Acadia Gateway Center a Long-Time Priority

This project has been a priority for Friends of Acadia since 2004 when the organization purchased an option on 369 acres in Trenton — the future site of the Gateway Center — while MaineDOT completed an Environmental Assessment. Friends of Acadia then purchased the property in 2007 and sold the easternmost 152 acres bordering Route 3 to MaineDOT for the purpose of developing the Center and mitigating associated wetland losses.

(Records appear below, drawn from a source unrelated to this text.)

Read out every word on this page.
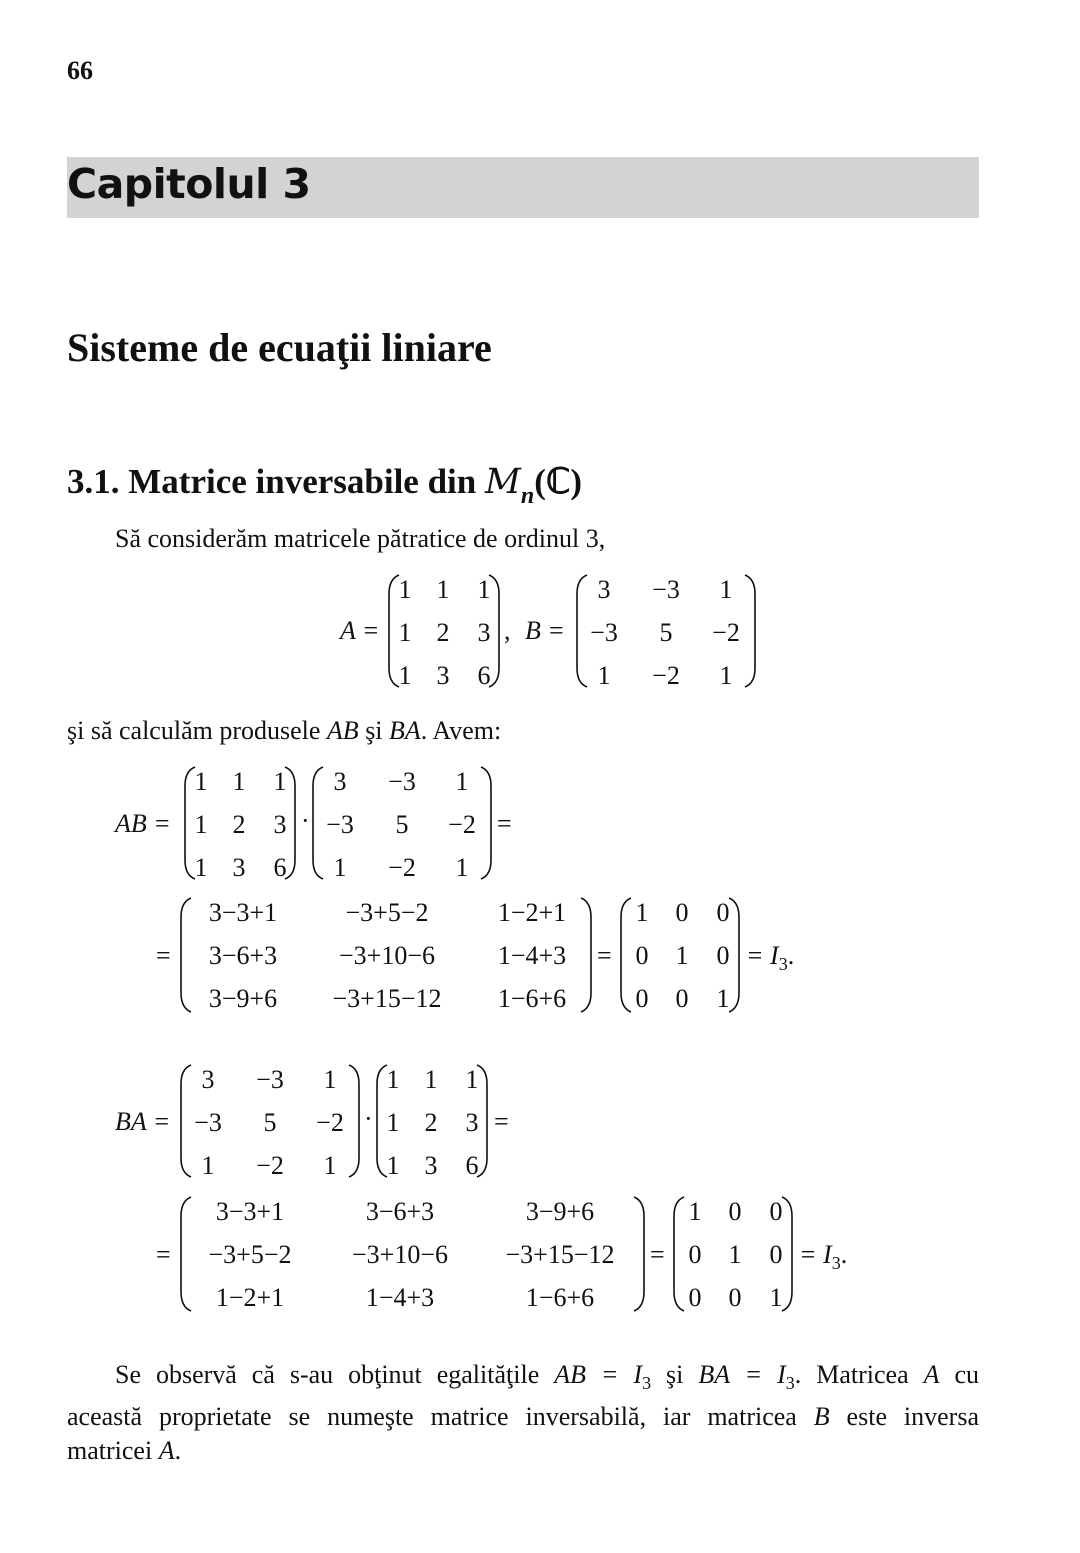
66
Capitolul 3
Sisteme de ecuaţii liniare
3.1. Matrice inversabile din $M_n(ℂ)$
Să considerăm matricele pătratice de ordinul 3,
A =
1 1 1
1 2 3
1 3 6
, B =
3 −3 1
−3 5 −2
1 −2 1
şi să calculăm produsele AB şi BA. Avem:
AB =
1 1 1
1 2 3
1 3 6
·
3 −3 1
−3 5 −2
1 −2 1
=
=
3−3+1	−3+5−2	1−2+1
3−6+3 −3+10−6 1−4+3
3−9+6 −3+15−12 1−6+6
=
1 0 0
0 1 0
0 0 1
= $I_3$.
BA =
3 −3 1
−3 5 −2
1 −2 1
·
1 1 1
1 2 3
1 3 6
=
=
3−3+1	3−6+3	3−9+6
−3+5−2 −3+10−6 −3+15−12
1−2+1	1−4+3	1−6+6
=
1 0 0
0 1 0
0 0 1
= $I_3$.
Se observă că s-au obţinut egalităţile AB = $I_3$ şi BA = $I_3$. Matricea A cu
această proprietate se numeşte matrice inversabilă, iar matricea B este inversa
matricei A.
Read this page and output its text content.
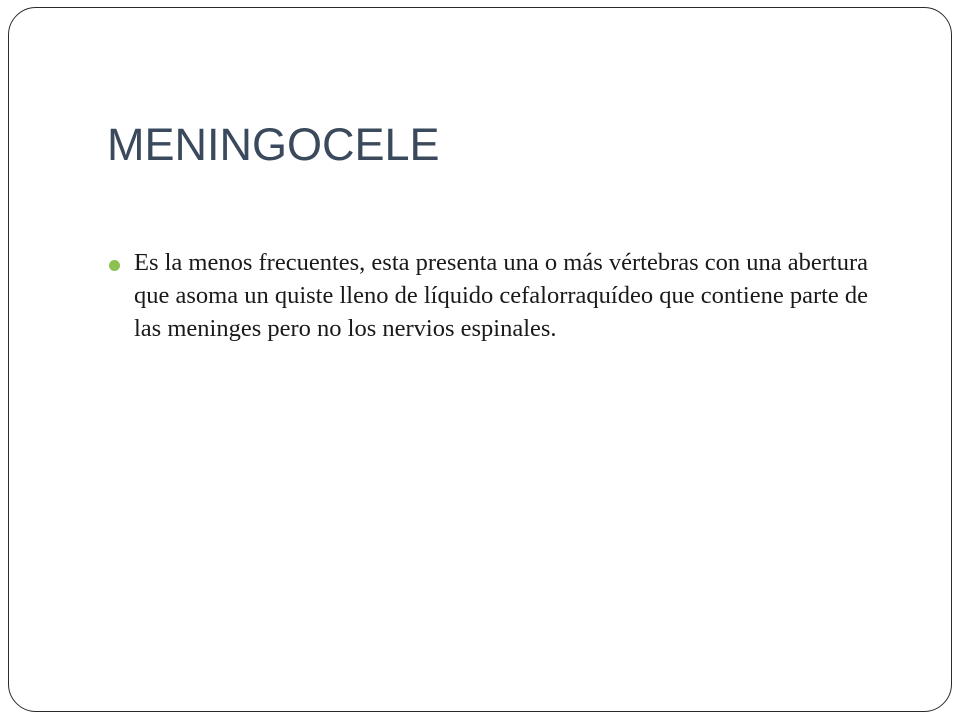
MENINGOCELE
Es la menos frecuentes, esta presenta una o más vértebras con una abertura que asoma un quiste lleno de líquido cefalorraquídeo que contiene parte de las meninges pero no los nervios espinales.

Friends of Acadia retained the remaining 217 acres in tree growth tax status and built the Trenton Community Trail with technical expertise provided by the National Park Service’s Rivers and Trails Conservation Assistance Program. We then granted a conservation easement to Maine Coast Heritage Trust on the remaining land and donated the parcel to the Town of Trenton. MaineDOT and partners inaugurated the Island Explorer maintenance facility and Downeast Transportation offices on-site in 2012.

The design of the visitor center and transit hub went through several revisions over the years to improve efficiency, lower construction costs, and incorporate new technologies. The majority of the estimated construction costs will come from the Federal Transit Administration. The National Park Service (NPS) has contributed $4 million in Centennial Challenge funds, matched and exceeded by transportation bonds and other funds provided by MaineDOT.

Friends of Acadia has pledged $1 million from the Acadia Experience portion of funds raised as part of the Acadia Second Century campaign. We have also pledged up to $225K for solar panels on the building to reduce environmental impact, as well as the long-term operational costs.
Many Friends of Acadia members have helped make the Acadia Gateway Center possible—from those who supported the initial purchase of the land to those who helped the Island Explorer expand, as well as those who contributed to the Greening Acadia Fund at the 2021 Benefit Auction that will help with the purchase of solar panels.

It’s truly time for a collective cheer as this long-lived project to improve visitor information and access to transit services comes to fruition!